Снова встав, я спрашиваю у неё:
— Во сколько ты хочешь выехать завтра для твоего визита к врачу?
— Запись на 12 часов дня, — говорит она. — Я бы хотела выехать в 11:15, для перестраховки.
Я киваю, затем неохотно отпускаю её стул и делаю шаг назад.

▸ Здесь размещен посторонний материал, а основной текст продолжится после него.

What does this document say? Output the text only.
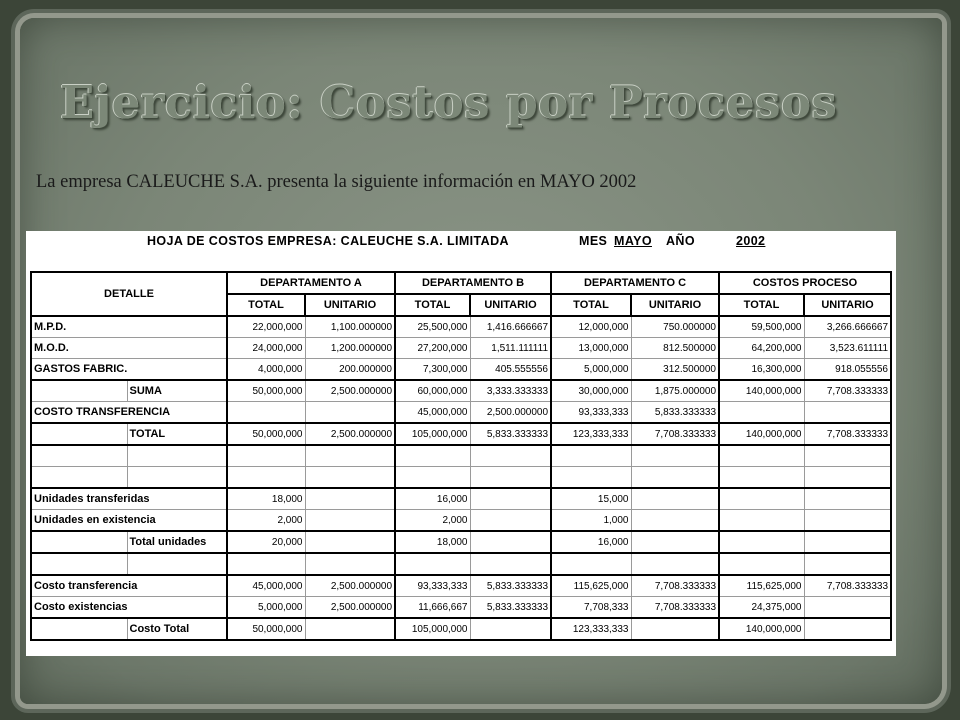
Ejercicio: Costos por Procesos

La empresa CALEUCHE S.A. presenta la siguiente información en MAYO 2002

HOJA DE COSTOS EMPRESA: CALEUCHE S.A. LIMITADA	MES MAYO AÑO	2002
DETALLE		DEPARTAMENTO A		DEPARTAMENTO B		DEPARTAMENTO C		COSTOS PROCESO	
		TOTAL	UNITARIO	TOTAL	UNITARIO	TOTAL	UNITARIO	TOTAL	UNITARIO
M.P.D.		22,000,000	1,100.000000	25,500,000	1,416.666667	12,000,000	750.000000	59,500,000	3,266.666667
M.O.D.		24,000,000	1,200.000000	27,200,000	1,511.111111	13,000,000	812.500000	64,200,000	3,523.611111
GASTOS FABRIC.		4,000,000	200.000000	7,300,000	405.555556	5,000,000	312.500000	16,300,000	918.055556
	SUMA	50,000,000	2,500.000000	60,000,000	3,333.333333	30,000,000	1,875.000000	140,000,000	7,708.333333
COSTO TRANSFERENCIA				45,000,000	2,500.000000	93,333,333	5,833.333333		
	TOTAL	50,000,000	2,500.000000	105,000,000	5,833.333333	123,333,333	7,708.333333	140,000,000	7,708.333333

Unidades transferidas		18,000		16,000		15,000			
Unidades en existencia		2,000		2,000		1,000			
	Total unidades	20,000		18,000		16,000			

Costo transferencia		45,000,000	2,500.000000	93,333,333	5,833.333333	115,625,000	7,708.333333	115,625,000	7,708.333333
Costo existencias		5,000,000	2,500.000000	11,666,667	5,833.333333	7,708,333	7,708.333333	24,375,000	
	Costo Total	50,000,000		105,000,000		123,333,333		140,000,000	
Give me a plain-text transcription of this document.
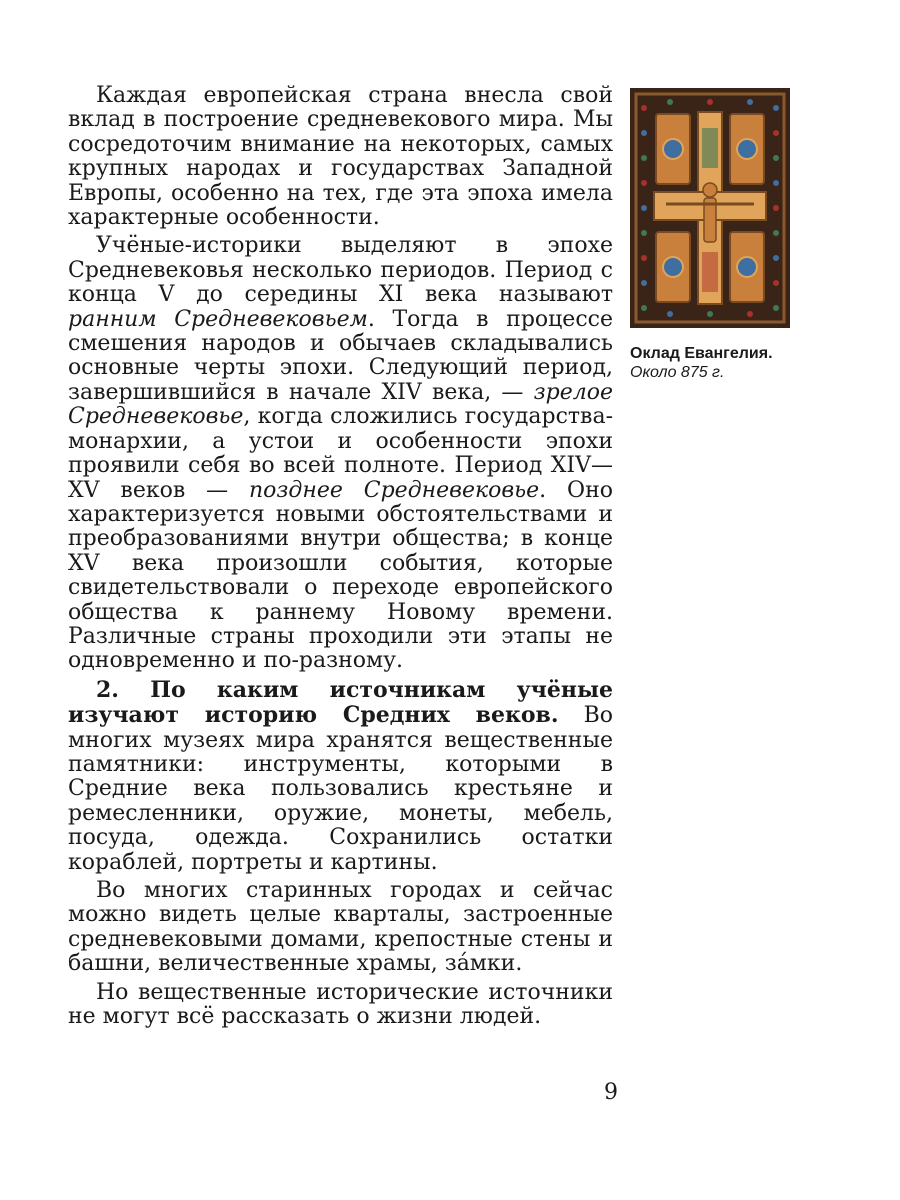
Каждая европейская страна внесла свой вклад в построение средневекового мира. Мы сосредоточим внимание на некоторых, самых крупных народах и государствах Западной Европы, особенно на тех, где эта эпоха имела характерные особенности.

Учёные-историки выделяют в эпохе Средневековья несколько периодов. Период с конца V до середины XI века называют ранним Средневековьем. Тогда в процессе смешения народов и обычаев складывались основные черты эпохи. Следующий период, завершившийся в начале XIV века, — зрелое Средневековье, когда сложились государства-монархии, а устои и особенности эпохи проявили себя во всей полноте. Период XIV—XV веков — позднее Средневековье. Оно характеризуется новыми обстоятельствами и преобразованиями внутри общества; в конце XV века произошли события, которые свидетельствовали о переходе европейского общества к раннему Новому времени. Различные страны проходили эти этапы не одновременно и по-разному.

2. По каким источникам учёные изучают историю Средних веков. Во многих музеях мира хранятся вещественные памятники: инструменты, которыми в Средние века пользовались крестьяне и ремесленники, оружие, монеты, мебель, посуда, одежда. Сохранились остатки кораблей, портреты и картины.

Во многих старинных городах и сейчас можно видеть целые кварталы, застроенные средневековыми домами, крепостные стены и башни, величественные храмы, за́мки.

Но вещественные исторические источники не могут всё рассказать о жизни людей.

Оклад Евангелия.
Около 875 г.
9
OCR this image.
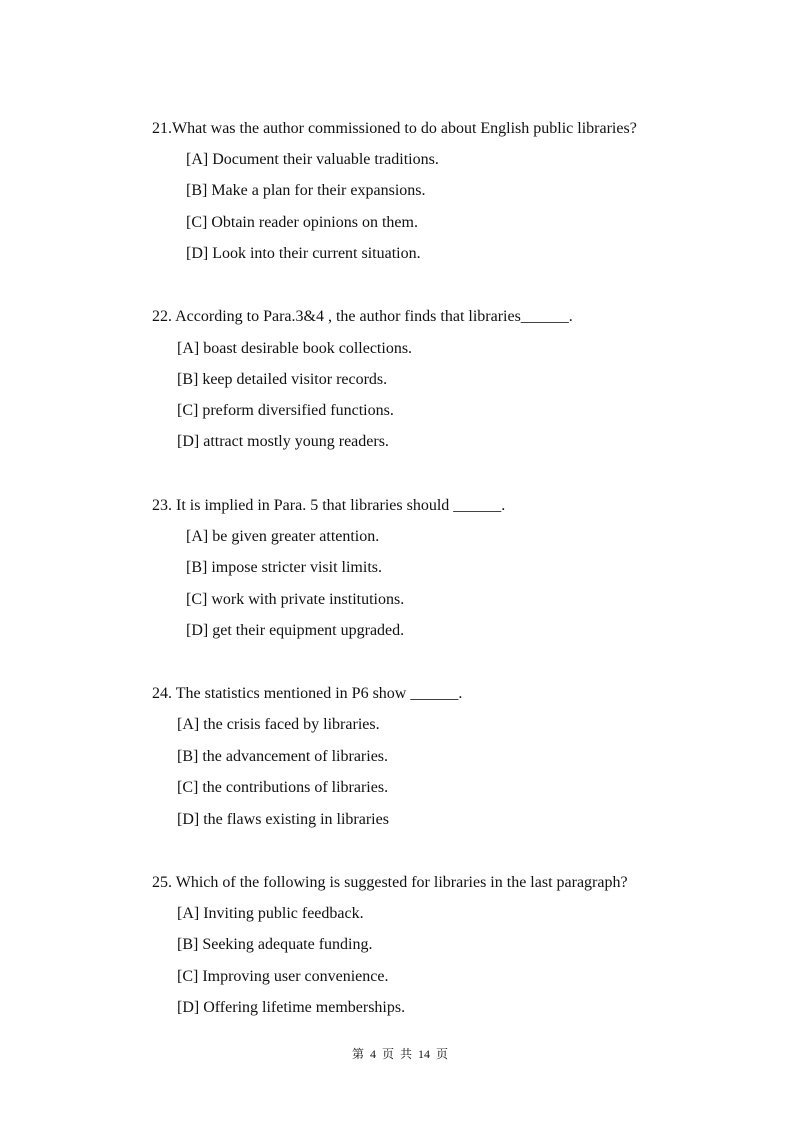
21.What was the author commissioned to do about English public libraries?
[A] Document their valuable traditions.
[B] Make a plan for their expansions.
[C] Obtain reader opinions on them.
[D] Look into their current situation.
22. According to Para.3&4 , the author finds that libraries______.
[A] boast desirable book collections.
[B] keep detailed visitor records.
[C] preform diversified functions.
[D] attract mostly young readers.
23. It is implied in Para. 5 that libraries should ______.
[A] be given greater attention.
[B] impose stricter visit limits.
[C] work with private institutions.
[D] get their equipment upgraded.
24. The statistics mentioned in P6 show ______.
[A] the crisis faced by libraries.
[B] the advancement of libraries.
[C] the contributions of libraries.
[D] the flaws existing in libraries
25. Which of the following is suggested for libraries in the last paragraph?
[A] Inviting public feedback.
[B] Seeking adequate funding.
[C] Improving user convenience.
[D] Offering lifetime memberships.
第 4 页 共 14 页
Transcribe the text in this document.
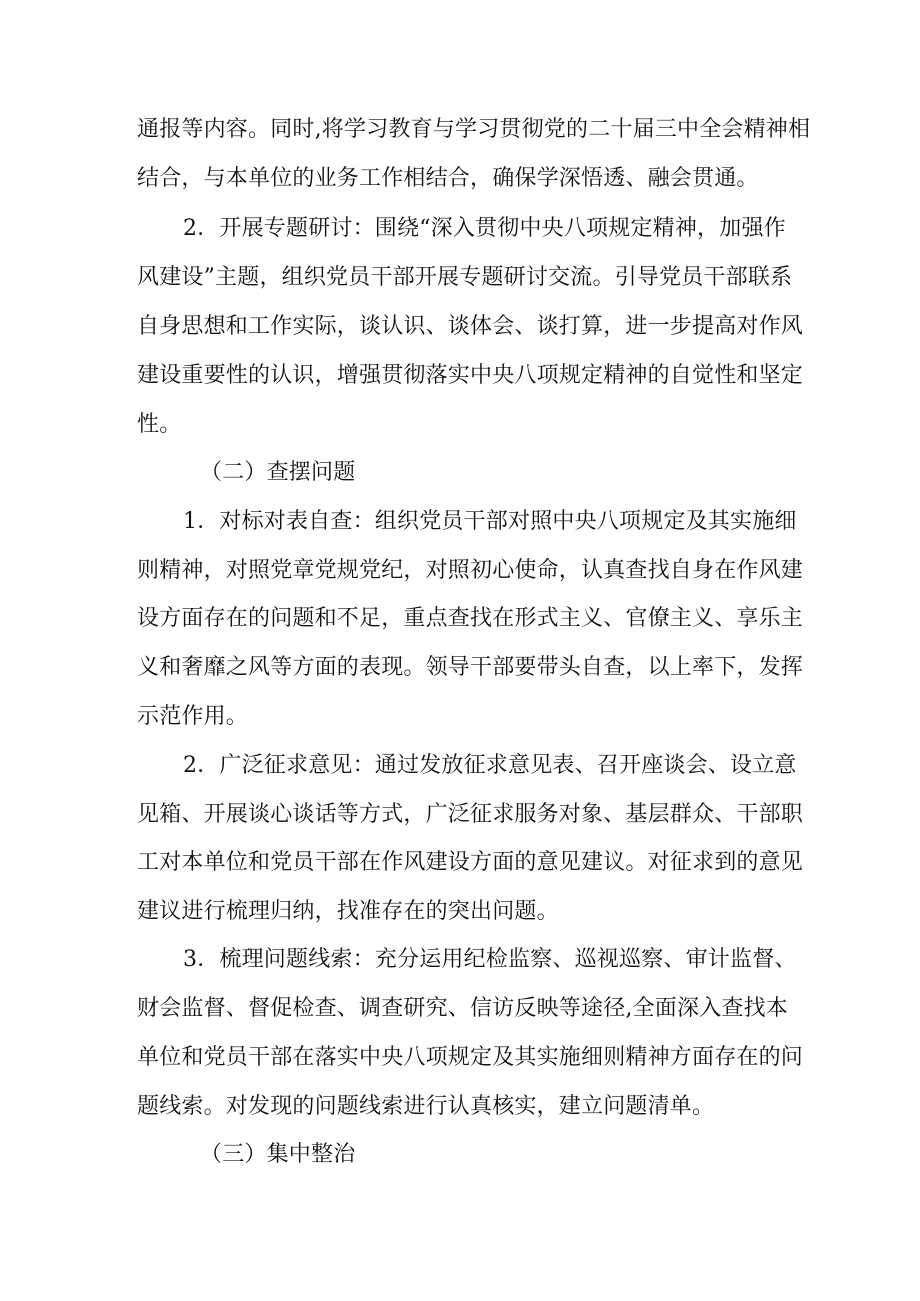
通报等内容。同时,将学习教育与学习贯彻党的二十届三中全会精神相
结合，与本单位的业务工作相结合，确保学深悟透、融会贯通。
2．开展专题研讨：围绕“深入贯彻中央八项规定精神，加强作
风建设”主题，组织党员干部开展专题研讨交流。引导党员干部联系
自身思想和工作实际，谈认识、谈体会、谈打算，进一步提高对作风
建设重要性的认识，增强贯彻落实中央八项规定精神的自觉性和坚定
性。
（二）查摆问题
1．对标对表自查：组织党员干部对照中央八项规定及其实施细
则精神，对照党章党规党纪，对照初心使命，认真查找自身在作风建
设方面存在的问题和不足，重点查找在形式主义、官僚主义、享乐主
义和奢靡之风等方面的表现。领导干部要带头自查，以上率下，发挥
示范作用。
2．广泛征求意见：通过发放征求意见表、召开座谈会、设立意
见箱、开展谈心谈话等方式，广泛征求服务对象、基层群众、干部职
工对本单位和党员干部在作风建设方面的意见建议。对征求到的意见
建议进行梳理归纳，找准存在的突出问题。
3．梳理问题线索：充分运用纪检监察、巡视巡察、审计监督、
财会监督、督促检查、调查研究、信访反映等途径,全面深入查找本
单位和党员干部在落实中央八项规定及其实施细则精神方面存在的问
题线索。对发现的问题线索进行认真核实，建立问题清单。
（三）集中整治
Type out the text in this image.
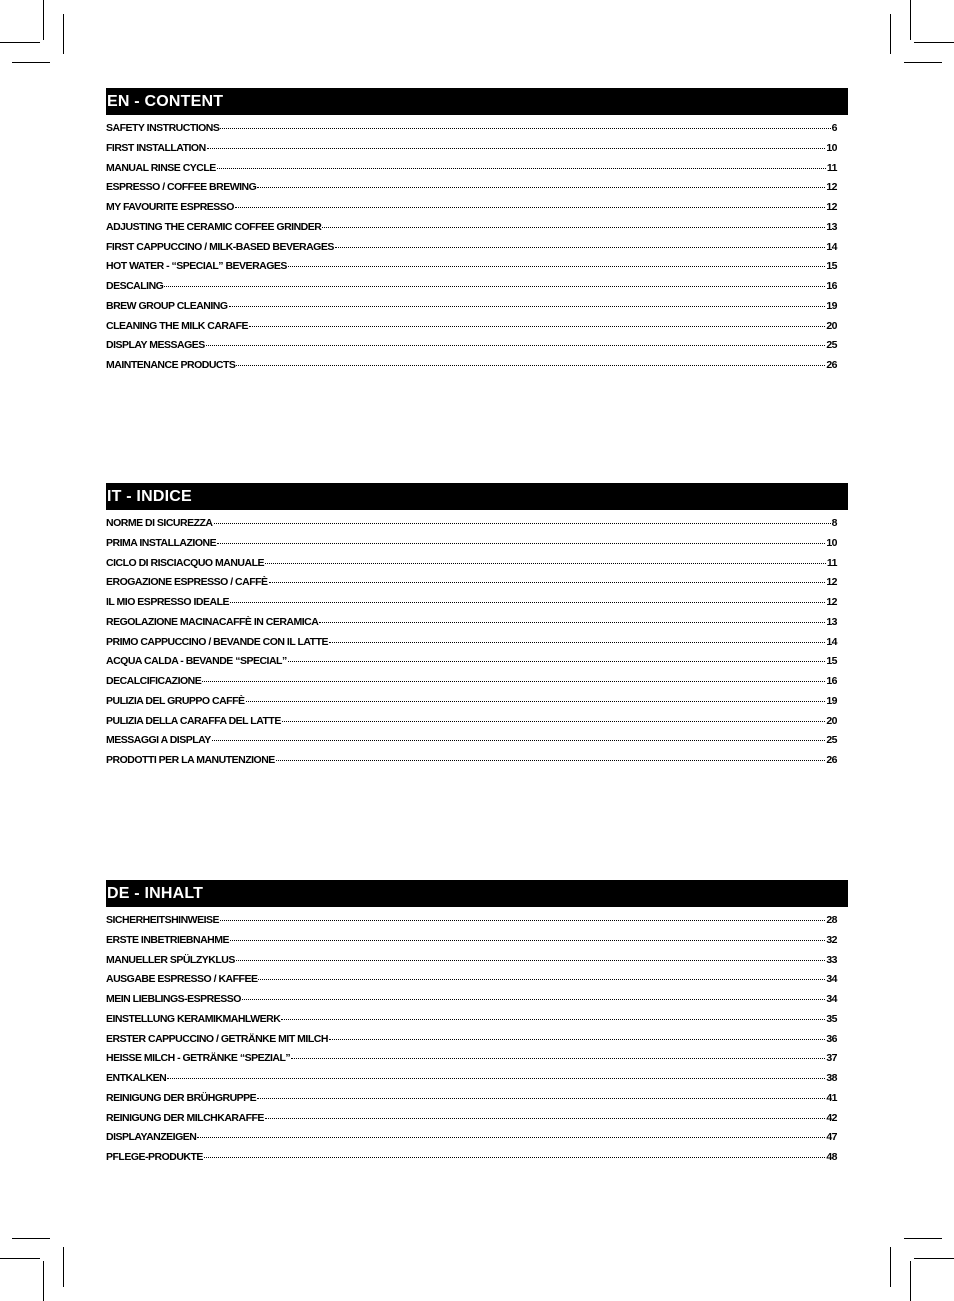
EN - CONTENT
SAFETY INSTRUCTIONS	6
FIRST INSTALLATION	10
MANUAL RINSE CYCLE	11
ESPRESSO / COFFEE BREWING	12
MY FAVOURITE ESPRESSO	12
ADJUSTING THE CERAMIC COFFEE GRINDER	13
FIRST CAPPUCCINO / MILK-BASED BEVERAGES	14
HOT WATER - “SPECIAL” BEVERAGES	15
DESCALING	16
BREW GROUP CLEANING	19
CLEANING THE MILK CARAFE	20
DISPLAY MESSAGES	25
MAINTENANCE PRODUCTS	26
IT - INDICE
NORME DI SICUREZZA	8
PRIMA INSTALLAZIONE	10
CICLO DI RISCIACQUO MANUALE	11
EROGAZIONE ESPRESSO / CAFFÈ	12
IL MIO ESPRESSO IDEALE	12
REGOLAZIONE MACINACAFFÈ IN CERAMICA	13
PRIMO CAPPUCCINO / BEVANDE CON IL LATTE	14
ACQUA CALDA - BEVANDE “SPECIAL”	15
DECALCIFICAZIONE	16
PULIZIA DEL GRUPPO CAFFÈ	19
PULIZIA DELLA CARAFFA DEL LATTE	20
MESSAGGI A DISPLAY	25
PRODOTTI PER LA MANUTENZIONE	26
DE - INHALT
SICHERHEITSHINWEISE	28
ERSTE INBETRIEBNAHME	32
MANUELLER SPÜLZYKLUS	33
AUSGABE ESPRESSO / KAFFEE	34
MEIN LIEBLINGS-ESPRESSO	34
EINSTELLUNG KERAMIKMAHLWERK	35
ERSTER CAPPUCCINO / GETRÄNKE MIT MILCH	36
HEISSE MILCH - GETRÄNKE “SPEZIAL”	37
ENTKALKEN	38
REINIGUNG DER BRÜHGRUPPE	41
REINIGUNG DER MILCHKARAFFE	42
DISPLAYANZEIGEN	47
PFLEGE-PRODUKTE	48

— Аксель? — тихо говорит она.
— Да?
Она отделяет остатки своего кекса от обёртки и слизывает с пальца капельку крема.
— Спасибо за доставку десерта.
Я говорю себе, что не буду пялиться на её полные губы, обхватившие её палец. Я не буду наблюдать, как её палец покидает губы с чувственным причмокиванием.
Вот только я стою и мучаю себя, пока не остаётся ни крошки.
Две недели прошло. Осталось ещё две.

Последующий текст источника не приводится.